When structuring a talent-based M&A transaction, the buyer and seller, including their advisors, need to thoroughly understand the strategic reasons behind the deal and focus closely on those issues. Selling shareholders, including venture capitalists, private equity firms and corporate executives, also need to focus on understanding the implications to them if the economic deal changes based on whether employees remain with the company after closing.

In managing the risks of talent acquisitions, the buyer and seller often use some combination of retention bonuses or other incentives for employees to remain with the company through a specified period. While deal structure can help to mitigate these risks, selling stockholders should also try to understand whether the team is excited about the deal and the prospect of working for the combined company.

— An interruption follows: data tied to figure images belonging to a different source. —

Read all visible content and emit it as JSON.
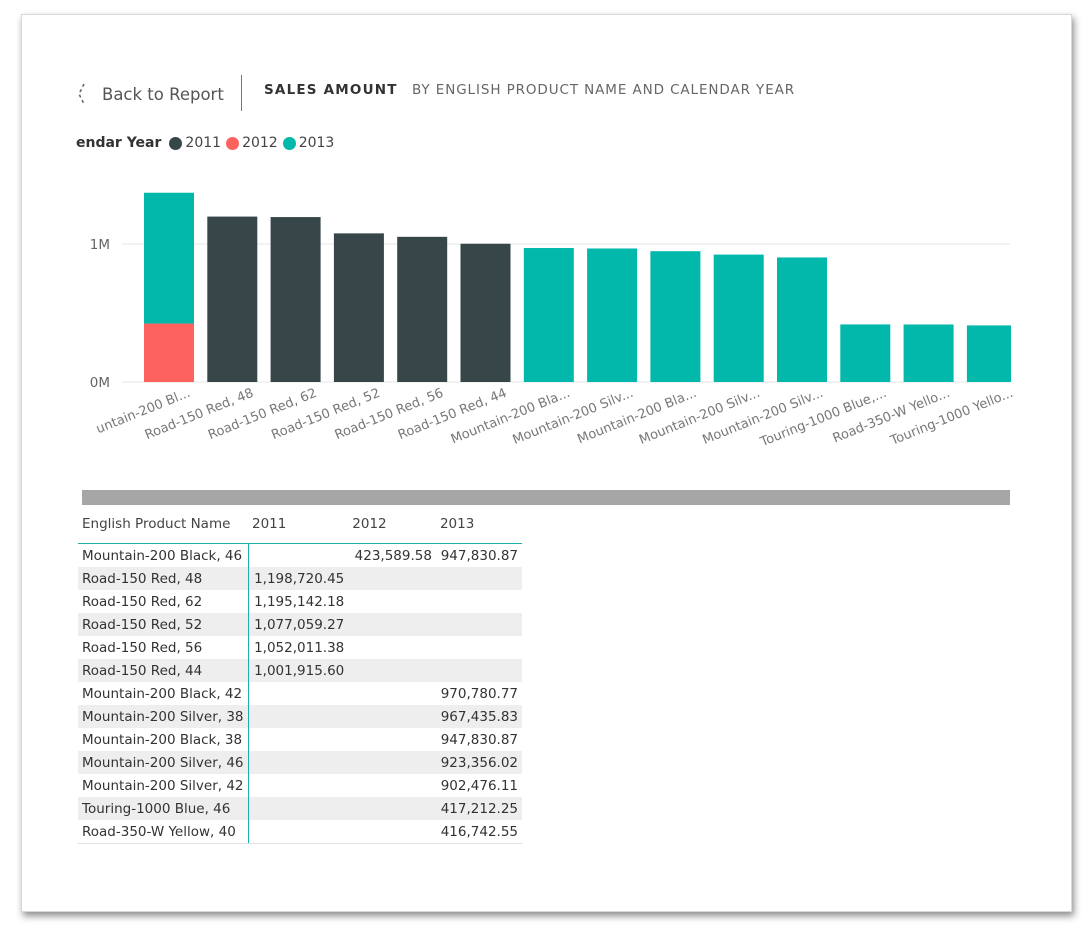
{
  "header": {
    "back_label": "Back to Report",
    "title": "SALES AMOUNT",
    "subtitle": "BY ENGLISH PRODUCT NAME AND CALENDAR YEAR"
  },
  "legend": {
    "title": "endar Year",
    "items": [
      {
        "label": "2011",
        "color": "#374649"
      },
      {
        "label": "2012",
        "color": "#fd625e"
      },
      {
        "label": "2013",
        "color": "#01b8aa"
      }
    ]
  },
  "chart_data": {
    "type": "bar",
    "stacked": true,
    "categories": [
      "untain-200 Bl...",
      "Road-150 Red, 48",
      "Road-150 Red, 62",
      "Road-150 Red, 52",
      "Road-150 Red, 56",
      "Road-150 Red, 44",
      "Mountain-200 Bla...",
      "Mountain-200 Silv...",
      "Mountain-200 Bla...",
      "Mountain-200 Silv...",
      "Mountain-200 Silv...",
      "Touring-1000 Blue,...",
      "Road-350-W Yello...",
      "Touring-1000 Yello..."
    ],
    "series": [
      {
        "name": "2011",
        "color": "#374649",
        "values": [
          0,
          1198720.45,
          1195142.18,
          1077059.27,
          1052011.38,
          1001915.6,
          0,
          0,
          0,
          0,
          0,
          0,
          0,
          0
        ]
      },
      {
        "name": "2012",
        "color": "#fd625e",
        "values": [
          423589.58,
          0,
          0,
          0,
          0,
          0,
          0,
          0,
          0,
          0,
          0,
          0,
          0,
          0
        ]
      },
      {
        "name": "2013",
        "color": "#01b8aa",
        "values": [
          947830.87,
          0,
          0,
          0,
          0,
          0,
          970780.77,
          967435.83,
          947830.87,
          923356.02,
          902476.11,
          417212.25,
          416742.55,
          410000
        ]
      }
    ],
    "ylim": [
      0,
      1400000
    ],
    "yticks": [
      {
        "value": 0,
        "label": "0M"
      },
      {
        "value": 1000000,
        "label": "1M"
      }
    ],
    "grid": true,
    "legend": "top-left"
  },
  "table": {
    "headers": [
      "English Product Name",
      "2011",
      "2012",
      "2013"
    ],
    "rows": [
      [
        "Mountain-200 Black, 46",
        "",
        "423,589.58",
        "947,830.87"
      ],
      [
        "Road-150 Red, 48",
        "1,198,720.45",
        "",
        ""
      ],
      [
        "Road-150 Red, 62",
        "1,195,142.18",
        "",
        ""
      ],
      [
        "Road-150 Red, 52",
        "1,077,059.27",
        "",
        ""
      ],
      [
        "Road-150 Red, 56",
        "1,052,011.38",
        "",
        ""
      ],
      [
        "Road-150 Red, 44",
        "1,001,915.60",
        "",
        ""
      ],
      [
        "Mountain-200 Black, 42",
        "",
        "",
        "970,780.77"
      ],
      [
        "Mountain-200 Silver, 38",
        "",
        "",
        "967,435.83"
      ],
      [
        "Mountain-200 Black, 38",
        "",
        "",
        "947,830.87"
      ],
      [
        "Mountain-200 Silver, 46",
        "",
        "",
        "923,356.02"
      ],
      [
        "Mountain-200 Silver, 42",
        "",
        "",
        "902,476.11"
      ],
      [
        "Touring-1000 Blue, 46",
        "",
        "",
        "417,212.25"
      ],
      [
        "Road-350-W Yellow, 40",
        "",
        "",
        "416,742.55"
      ]
    ]
  }
}
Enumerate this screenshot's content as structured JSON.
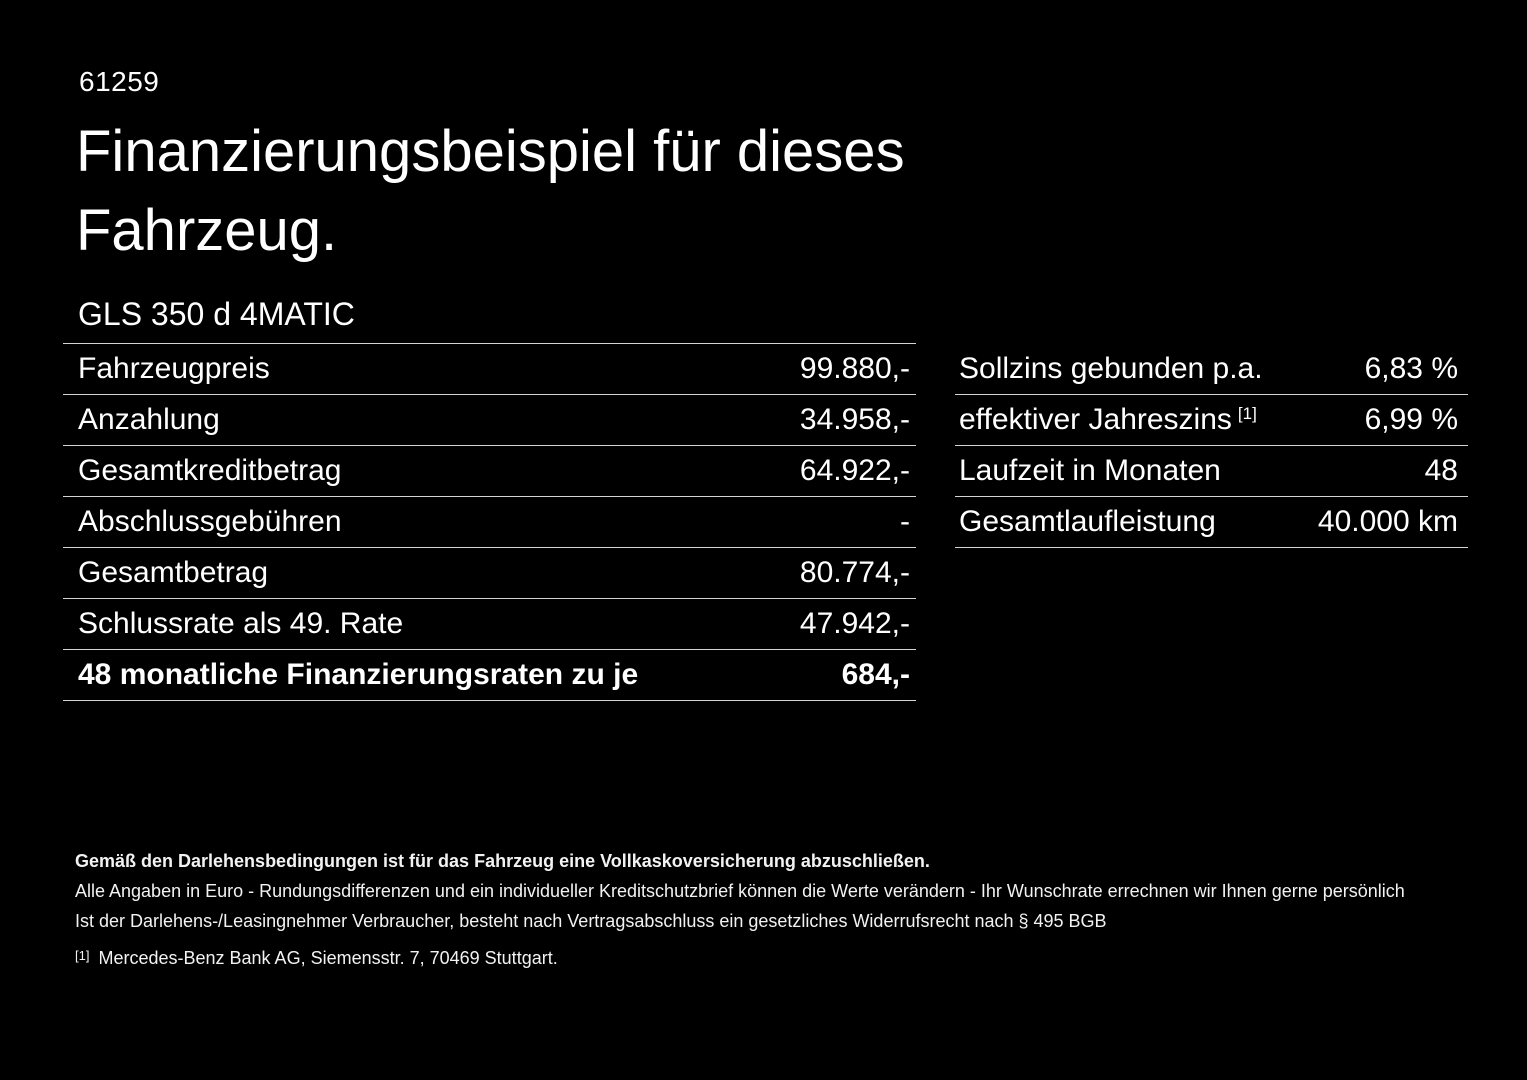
{
  "colors": {
    "background": "#000000",
    "text": "#ffffff",
    "divider": "#d4d4d4"
  },
  "header": {
    "doc_number": "61259",
    "title_line1": "Finanzierungsbeispiel für dieses",
    "title_line2": "Fahrzeug.",
    "model": "GLS 350 d 4MATIC"
  },
  "finance_table": {
    "rows": [
      {
        "label": "Fahrzeugpreis",
        "value": "99.880,-"
      },
      {
        "label": "Anzahlung",
        "value": "34.958,-"
      },
      {
        "label": "Gesamtkreditbetrag",
        "value": "64.922,-"
      },
      {
        "label": "Abschlussgebühren",
        "value": "-"
      },
      {
        "label": "Gesamtbetrag",
        "value": "80.774,-"
      },
      {
        "label": "Schlussrate als 49. Rate",
        "value": "47.942,-"
      },
      {
        "label": "48 monatliche Finanzierungsraten zu je",
        "value": "684,-"
      }
    ]
  },
  "conditions_table": {
    "rows": [
      {
        "label": "Sollzins gebunden p.a.",
        "value": "6,83 %"
      },
      {
        "label": "effektiver Jahreszins",
        "marker": "[1]",
        "value": "6,99 %"
      },
      {
        "label": "Laufzeit in Monaten",
        "value": "48"
      },
      {
        "label": "Gesamtlaufleistung",
        "value": "40.000 km"
      }
    ]
  },
  "footer": {
    "insurance_note": "Gemäß den Darlehensbedingungen ist für das Fahrzeug eine Vollkaskoversicherung abzuschließen.",
    "note2": "Alle Angaben in Euro - Rundungsdifferenzen und ein individueller Kreditschutzbrief können die Werte verändern - Ihr Wunschrate errechnen wir Ihnen gerne persönlich",
    "note3": "Ist der Darlehens-/Leasingnehmer Verbraucher, besteht nach Vertragsabschluss ein gesetzliches Widerrufsrecht nach § 495 BGB",
    "footnote_marker": "[1]",
    "footnote_text": "Mercedes-Benz Bank AG, Siemensstr. 7, 70469 Stuttgart."
  }
}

This can be tricky because people will surprise you, or might tell you what they think you want to hear rather than what they really believe. Additionally, often it's hard to have this discussion prior to signing a merger agreement because of confidentiality concerns. The more investors can learn, however, about whether the team likes the idea and whether the companies' cultures are compatible, the better idea they are likely to have of the level of risk of departures and ensuing claims.

It would be remiss to discuss employee retention in the post-closing of an M&A deal without addressing the type of acquirer involved. The good news for selling stockholders is that most talent-based acquisitions are carried out by strategic corporate acquirers. The 2011 SRS M&A Post-Closing Claims Study shows that corporate purchasers bring fewer indemnification claims on average than financial buyers. Strategic buyers generally don't pursue an acquisition without wanting to retain the acquired company's management team or key employees and, as a result, most will try to avoid needing to bring an indemnification claim.

Many successful mergers have been primarily about acquisitions of talent. There are compelling reasons to do these deals, and there will continue to be, especially in hot industries like social media. When thinking about whether such a deal is advisable and how to structure them, the parties need to understand that the team is the primary reason behind the transaction and focus their efforts on planning for the transition. While the parties on these deals might not need to spend as much time on issues such as reviewing the financial statements, they need to think hard about the human issues.